O relógio público marca 23h e 3°C . Ele prepara a sua “cama”
em frente a uma loja fechada, entre uma parede de concreto, a loja, e um vão,
por onde passa um ventinho gelado cortante. Às 23h10min já está deitado ao lado
de seus “pertences”: um carrinho de supermercado enferrujado, panos, sacolas e
papelões, e um filhote de cachorro. Meus pés calçados congelam só de caminhar.
O
frio do sul, cantado em verso e prosa por colunistas, repórteres, escritores e bon vivants de todas matizes, é o mesmo
frio que penetra na carne dele como navalha afiada. O inverno deste ano já nos
castiga rigorosamente há duas semanas e, quando o relógio bate 23h, lá está ele
iniciando o seu ritual. Não sei aonde ele vai durante o dia, se tomar sol na
Redenção ou em outro lugar, mas a noite é ali que ele mora.
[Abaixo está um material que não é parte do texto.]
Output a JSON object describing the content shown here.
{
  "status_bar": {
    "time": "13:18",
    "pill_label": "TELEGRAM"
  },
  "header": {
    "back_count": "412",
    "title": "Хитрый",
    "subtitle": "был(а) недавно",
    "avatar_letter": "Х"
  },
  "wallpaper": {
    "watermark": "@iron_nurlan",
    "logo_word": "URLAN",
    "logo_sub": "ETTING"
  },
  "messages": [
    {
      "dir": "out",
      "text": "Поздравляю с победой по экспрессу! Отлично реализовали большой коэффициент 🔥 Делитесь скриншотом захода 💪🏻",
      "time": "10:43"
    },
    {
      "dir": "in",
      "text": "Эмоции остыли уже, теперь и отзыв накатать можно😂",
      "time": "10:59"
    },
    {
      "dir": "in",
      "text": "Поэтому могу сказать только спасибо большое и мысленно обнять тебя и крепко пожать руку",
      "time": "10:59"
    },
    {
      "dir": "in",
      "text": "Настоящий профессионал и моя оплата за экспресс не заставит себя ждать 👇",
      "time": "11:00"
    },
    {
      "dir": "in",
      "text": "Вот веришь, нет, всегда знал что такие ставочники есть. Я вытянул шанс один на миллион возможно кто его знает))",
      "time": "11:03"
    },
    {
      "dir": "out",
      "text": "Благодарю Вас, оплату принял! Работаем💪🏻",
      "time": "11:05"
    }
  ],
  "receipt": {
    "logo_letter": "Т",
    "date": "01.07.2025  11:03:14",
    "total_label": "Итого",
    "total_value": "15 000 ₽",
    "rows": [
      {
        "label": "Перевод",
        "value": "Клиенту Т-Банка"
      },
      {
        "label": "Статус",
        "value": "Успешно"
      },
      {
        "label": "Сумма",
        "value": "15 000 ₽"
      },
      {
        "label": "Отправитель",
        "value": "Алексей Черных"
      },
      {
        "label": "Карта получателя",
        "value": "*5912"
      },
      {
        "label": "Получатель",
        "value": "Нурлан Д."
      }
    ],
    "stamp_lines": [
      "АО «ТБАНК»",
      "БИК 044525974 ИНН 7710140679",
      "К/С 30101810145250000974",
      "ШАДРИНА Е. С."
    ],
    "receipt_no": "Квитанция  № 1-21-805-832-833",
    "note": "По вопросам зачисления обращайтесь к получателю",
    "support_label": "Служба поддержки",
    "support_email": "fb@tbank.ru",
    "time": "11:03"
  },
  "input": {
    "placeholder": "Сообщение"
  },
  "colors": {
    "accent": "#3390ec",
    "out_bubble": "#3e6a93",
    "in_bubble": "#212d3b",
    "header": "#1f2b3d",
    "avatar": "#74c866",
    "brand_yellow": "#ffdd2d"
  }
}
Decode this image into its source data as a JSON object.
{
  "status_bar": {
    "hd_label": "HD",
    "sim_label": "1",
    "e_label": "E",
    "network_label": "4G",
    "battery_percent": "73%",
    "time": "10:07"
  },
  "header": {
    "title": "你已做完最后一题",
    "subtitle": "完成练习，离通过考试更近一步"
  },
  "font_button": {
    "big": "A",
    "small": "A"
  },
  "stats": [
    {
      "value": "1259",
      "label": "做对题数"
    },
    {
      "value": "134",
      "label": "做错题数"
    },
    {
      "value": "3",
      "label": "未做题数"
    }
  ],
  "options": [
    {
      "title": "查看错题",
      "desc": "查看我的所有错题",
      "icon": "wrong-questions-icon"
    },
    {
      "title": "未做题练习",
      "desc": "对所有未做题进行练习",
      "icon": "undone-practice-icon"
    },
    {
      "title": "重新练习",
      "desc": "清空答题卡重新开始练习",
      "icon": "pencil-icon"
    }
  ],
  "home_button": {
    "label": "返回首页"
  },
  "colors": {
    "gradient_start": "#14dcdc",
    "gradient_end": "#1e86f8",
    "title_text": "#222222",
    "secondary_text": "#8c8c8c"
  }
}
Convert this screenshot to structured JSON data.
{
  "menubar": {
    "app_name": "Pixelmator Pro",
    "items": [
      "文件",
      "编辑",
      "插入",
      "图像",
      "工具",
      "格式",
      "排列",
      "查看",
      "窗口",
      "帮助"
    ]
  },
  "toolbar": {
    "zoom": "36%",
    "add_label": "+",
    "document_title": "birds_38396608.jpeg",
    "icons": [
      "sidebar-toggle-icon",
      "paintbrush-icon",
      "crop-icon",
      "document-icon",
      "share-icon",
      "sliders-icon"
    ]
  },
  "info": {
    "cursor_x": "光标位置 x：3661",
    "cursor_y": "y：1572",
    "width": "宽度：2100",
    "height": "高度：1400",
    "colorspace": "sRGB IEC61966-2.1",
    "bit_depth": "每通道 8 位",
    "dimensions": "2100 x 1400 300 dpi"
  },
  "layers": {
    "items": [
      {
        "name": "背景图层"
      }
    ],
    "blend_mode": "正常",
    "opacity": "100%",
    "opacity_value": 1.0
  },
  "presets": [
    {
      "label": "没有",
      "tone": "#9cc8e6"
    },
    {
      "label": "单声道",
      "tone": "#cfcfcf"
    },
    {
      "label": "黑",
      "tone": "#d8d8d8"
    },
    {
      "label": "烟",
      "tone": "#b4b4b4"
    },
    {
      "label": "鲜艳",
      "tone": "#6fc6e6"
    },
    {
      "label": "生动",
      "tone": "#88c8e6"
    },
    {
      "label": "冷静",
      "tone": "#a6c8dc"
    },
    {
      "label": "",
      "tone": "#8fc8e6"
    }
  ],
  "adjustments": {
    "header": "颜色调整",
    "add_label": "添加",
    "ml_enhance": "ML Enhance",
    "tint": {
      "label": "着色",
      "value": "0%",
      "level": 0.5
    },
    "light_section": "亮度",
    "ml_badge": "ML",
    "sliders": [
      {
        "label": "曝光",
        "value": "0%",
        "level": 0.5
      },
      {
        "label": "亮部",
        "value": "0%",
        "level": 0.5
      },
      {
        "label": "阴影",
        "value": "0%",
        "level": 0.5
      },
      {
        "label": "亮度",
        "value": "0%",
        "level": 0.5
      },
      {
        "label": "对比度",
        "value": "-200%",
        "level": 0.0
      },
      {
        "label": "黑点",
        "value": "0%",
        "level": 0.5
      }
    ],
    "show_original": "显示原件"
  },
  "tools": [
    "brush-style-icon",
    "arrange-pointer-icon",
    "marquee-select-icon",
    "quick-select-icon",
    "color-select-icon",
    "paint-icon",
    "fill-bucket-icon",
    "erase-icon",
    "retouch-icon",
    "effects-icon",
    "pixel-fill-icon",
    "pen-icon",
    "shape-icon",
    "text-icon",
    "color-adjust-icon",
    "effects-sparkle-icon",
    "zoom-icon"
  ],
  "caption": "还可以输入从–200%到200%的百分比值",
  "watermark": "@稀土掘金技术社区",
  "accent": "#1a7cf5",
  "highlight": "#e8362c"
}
Na verdade são “eles”,
porque num único quarteirão se vê quatro ou cinco “camas” como esta, muito
embora os outros não sejam tão regulares quanto ele.
Não
posso ver esta cena sem me sentir profundamente envergonhado e, ao mesmo tempo,
furioso. Afinal, o “bicho” – recordando Manuel Bandeira – não é um pingüim ou
um urso polar! Continua sendo um homem! Um ser humano! Infelizmente, em pleno
século 21, a
cena ainda não é capaz de esquentar os mais sombrios corações gelados pelo
calor da vergonha; nem sequer é capaz de desencadear uma reflexão pessoal e
social, em razão da censura alienante da grande mídia. Pelo contrário, os
espasmos encolerizados da reação mais atrasada trovejam para naturalizar o
desumano: “tá ali porque quer”, “porque não vai pra um albergue?”, “é um
vagabundo que não quer trabalhar!”. Como se não houvesse causas mais profundas
para os fatos. Ou então é a indiferença, não menos desumana e não menos fria.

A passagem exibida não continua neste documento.